An article published last week in a slick Al Qaeda online magazine calls on jihadists in the Arabian Peninsula to follow a directive from Usama bin Laden and attack "oil interests that provide the Crusaders with oil."

Those "interests," the article states, could also include facilities owned by Venezuela, Mexico and Canada.

The article, entitled "Bin Laden and the Oil Weapon," and posted Feb. 8 in an issue of the once-dormant e-zine "Voice of Jihad," calls on the Saudi branch of Al Qaeda to strike oil-related targets, "as instructed by our [emir], Sheikh Usama bin Laden."

The latest issue of "Voice of Jihad" appears after a nearly two-year hiatus, and just days after the reappearance on the Web of the Al Qaeda training manual "al Battar," indicating a possible resurgence of the Saudi node of Al Qaeda, aka the Al Qaeda Organization in the Arabian Peninsula, according to Stratfor, a Web-based global intelligence monitor.

While the article mentions that attacks should come against oil-producing facilities in Saudi Arabia, Kuwait, Qatar and the United Arab Emirates, it also mentions facilities belonging to Venezuela, Canada and Mexico.

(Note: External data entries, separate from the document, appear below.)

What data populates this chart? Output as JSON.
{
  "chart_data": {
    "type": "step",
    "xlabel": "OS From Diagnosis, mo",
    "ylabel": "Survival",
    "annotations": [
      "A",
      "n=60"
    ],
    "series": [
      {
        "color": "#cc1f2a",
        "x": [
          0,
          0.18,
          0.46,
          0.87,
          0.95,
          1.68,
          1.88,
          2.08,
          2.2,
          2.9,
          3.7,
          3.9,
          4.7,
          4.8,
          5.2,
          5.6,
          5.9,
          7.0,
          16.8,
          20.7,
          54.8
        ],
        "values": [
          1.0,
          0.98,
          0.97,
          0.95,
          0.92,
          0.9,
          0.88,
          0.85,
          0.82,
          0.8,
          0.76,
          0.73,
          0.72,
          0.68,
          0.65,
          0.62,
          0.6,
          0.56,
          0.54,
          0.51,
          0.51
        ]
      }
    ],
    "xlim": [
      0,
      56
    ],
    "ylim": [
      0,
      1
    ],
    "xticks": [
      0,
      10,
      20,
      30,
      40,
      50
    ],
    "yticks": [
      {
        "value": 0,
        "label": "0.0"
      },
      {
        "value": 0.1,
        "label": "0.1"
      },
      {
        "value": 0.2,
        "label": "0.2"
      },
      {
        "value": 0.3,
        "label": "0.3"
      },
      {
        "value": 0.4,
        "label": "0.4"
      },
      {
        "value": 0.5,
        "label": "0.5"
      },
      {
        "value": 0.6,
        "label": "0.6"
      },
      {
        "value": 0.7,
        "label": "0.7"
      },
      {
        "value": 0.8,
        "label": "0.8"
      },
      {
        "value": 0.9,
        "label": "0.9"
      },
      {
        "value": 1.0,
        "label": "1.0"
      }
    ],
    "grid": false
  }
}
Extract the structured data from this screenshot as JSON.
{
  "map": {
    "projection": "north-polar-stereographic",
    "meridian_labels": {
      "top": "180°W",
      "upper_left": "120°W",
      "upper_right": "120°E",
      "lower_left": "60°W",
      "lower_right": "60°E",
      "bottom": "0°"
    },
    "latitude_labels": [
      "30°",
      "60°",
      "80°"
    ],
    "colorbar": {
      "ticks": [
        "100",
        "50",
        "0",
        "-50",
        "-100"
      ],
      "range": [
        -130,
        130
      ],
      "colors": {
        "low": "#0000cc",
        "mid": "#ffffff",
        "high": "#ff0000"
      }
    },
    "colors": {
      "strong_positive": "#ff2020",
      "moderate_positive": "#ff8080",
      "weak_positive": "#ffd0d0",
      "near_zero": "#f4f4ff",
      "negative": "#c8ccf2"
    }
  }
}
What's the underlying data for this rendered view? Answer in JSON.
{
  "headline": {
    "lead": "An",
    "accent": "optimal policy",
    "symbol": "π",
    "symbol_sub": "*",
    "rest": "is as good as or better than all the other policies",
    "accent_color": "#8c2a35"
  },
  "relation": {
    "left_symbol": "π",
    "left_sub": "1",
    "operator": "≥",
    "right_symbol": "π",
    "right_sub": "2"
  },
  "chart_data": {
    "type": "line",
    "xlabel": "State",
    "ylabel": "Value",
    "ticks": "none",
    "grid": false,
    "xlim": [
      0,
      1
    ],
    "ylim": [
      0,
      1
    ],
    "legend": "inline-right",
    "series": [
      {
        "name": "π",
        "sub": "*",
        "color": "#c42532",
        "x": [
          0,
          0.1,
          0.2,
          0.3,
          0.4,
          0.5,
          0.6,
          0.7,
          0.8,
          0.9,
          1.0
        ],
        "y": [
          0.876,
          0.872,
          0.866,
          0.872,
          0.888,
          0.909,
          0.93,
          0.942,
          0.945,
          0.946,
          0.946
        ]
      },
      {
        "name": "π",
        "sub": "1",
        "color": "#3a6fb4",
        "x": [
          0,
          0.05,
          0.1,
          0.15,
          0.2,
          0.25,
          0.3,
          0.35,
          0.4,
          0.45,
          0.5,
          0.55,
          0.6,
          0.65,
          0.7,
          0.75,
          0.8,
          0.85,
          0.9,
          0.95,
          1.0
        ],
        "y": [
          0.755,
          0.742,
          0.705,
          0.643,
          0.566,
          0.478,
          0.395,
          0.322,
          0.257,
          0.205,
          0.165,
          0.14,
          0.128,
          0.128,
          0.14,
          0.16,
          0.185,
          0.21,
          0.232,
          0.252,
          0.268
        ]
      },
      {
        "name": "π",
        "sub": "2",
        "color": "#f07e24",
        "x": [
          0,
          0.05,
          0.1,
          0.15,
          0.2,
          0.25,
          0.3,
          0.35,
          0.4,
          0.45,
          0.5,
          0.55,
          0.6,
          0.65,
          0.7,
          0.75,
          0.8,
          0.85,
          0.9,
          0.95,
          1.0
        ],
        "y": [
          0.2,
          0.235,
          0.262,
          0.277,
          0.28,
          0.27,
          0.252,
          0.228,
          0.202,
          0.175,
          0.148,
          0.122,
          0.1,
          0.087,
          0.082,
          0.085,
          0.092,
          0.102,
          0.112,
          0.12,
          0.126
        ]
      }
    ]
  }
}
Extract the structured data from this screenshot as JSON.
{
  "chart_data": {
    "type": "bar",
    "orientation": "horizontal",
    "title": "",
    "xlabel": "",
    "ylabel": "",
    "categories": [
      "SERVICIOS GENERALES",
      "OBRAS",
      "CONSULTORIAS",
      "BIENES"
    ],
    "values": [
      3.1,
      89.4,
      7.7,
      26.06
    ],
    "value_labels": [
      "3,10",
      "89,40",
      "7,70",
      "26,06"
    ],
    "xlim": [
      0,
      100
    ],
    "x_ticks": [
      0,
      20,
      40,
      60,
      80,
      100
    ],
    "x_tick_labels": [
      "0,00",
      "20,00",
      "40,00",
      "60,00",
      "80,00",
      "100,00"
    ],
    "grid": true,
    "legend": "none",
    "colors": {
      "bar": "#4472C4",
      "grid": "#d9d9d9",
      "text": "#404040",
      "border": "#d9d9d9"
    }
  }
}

"Do not overlook that the United States spent much on the technology of alternative energy, and it will spend more and seriously, and this is an indication that in the long run America may relinquish the Middle East or reduce its dependence on it, and is content with Canada oil, Mexico, Venezuela and some new agents," the article states.

"Therefore, [jihadists] must hit the oil interests in all of the regions that the United States benefits from, not in the Middle East only."

The article also mentions how bin Laden wants any attacks recorded, from start to finish, to be shown to international audiences.

"Sheikh Usama's directions are clear and frank in targeting the oil interests ... and the beauty of the target choice, and the collection of the documentary media materials of the operation, to be complete to all operation stages from the planning, the preparation and the execution," the article states.

The Saudi faction of Al Qaeda, once active in the region, has long called for the overthrow of the Saudi royal family, of which bin Laden is a member.

While one of the smaller Al Qaeda groups in the region, the group's threats and capabilities cannot be dismissed. It claimed responsibility for a May 2003 terrorist attack in Riyadh that killed nine Americans and wounded 14 when three large car bombs were detonated inside a Western housing compound.

The group also claimed responsibility for the December 2004 attacks against the U.S. Consulate in Jeddah and the Saudi Interior Ministry in Riyadh.

Saudi security forces cracked down on the group in June 2004, arresting several members while others are believed to have fled to Somalia, Syria, Iraq, Iran and other Al Qaeda-friendly states.

The group resurfaced in February 2006 with a raid on an oil facility in the eastern town of Abqaiq.

This latest issue mentions the Abqaiq attack, which the Saudi oil ministry said did minimal damage, and claims that a few of the militants who participated in the raid "are still alive and still fighting."

The article trumpets the jihadists' comeback with an introductory note that reads, "… after a long time of being away, we return now and our return will uncover [the Saudi rulers'] lies and reveal all facts and clarify everything."

It also declares the faction's top leadership's allegiance to the Al Qaeda chieftain:

"We promise Usama bin Laden that we will continue on our path and never change until its victory or martyrdom because your soldiers in the peninsula are working toward achieving what will make you happy and make the believers happy."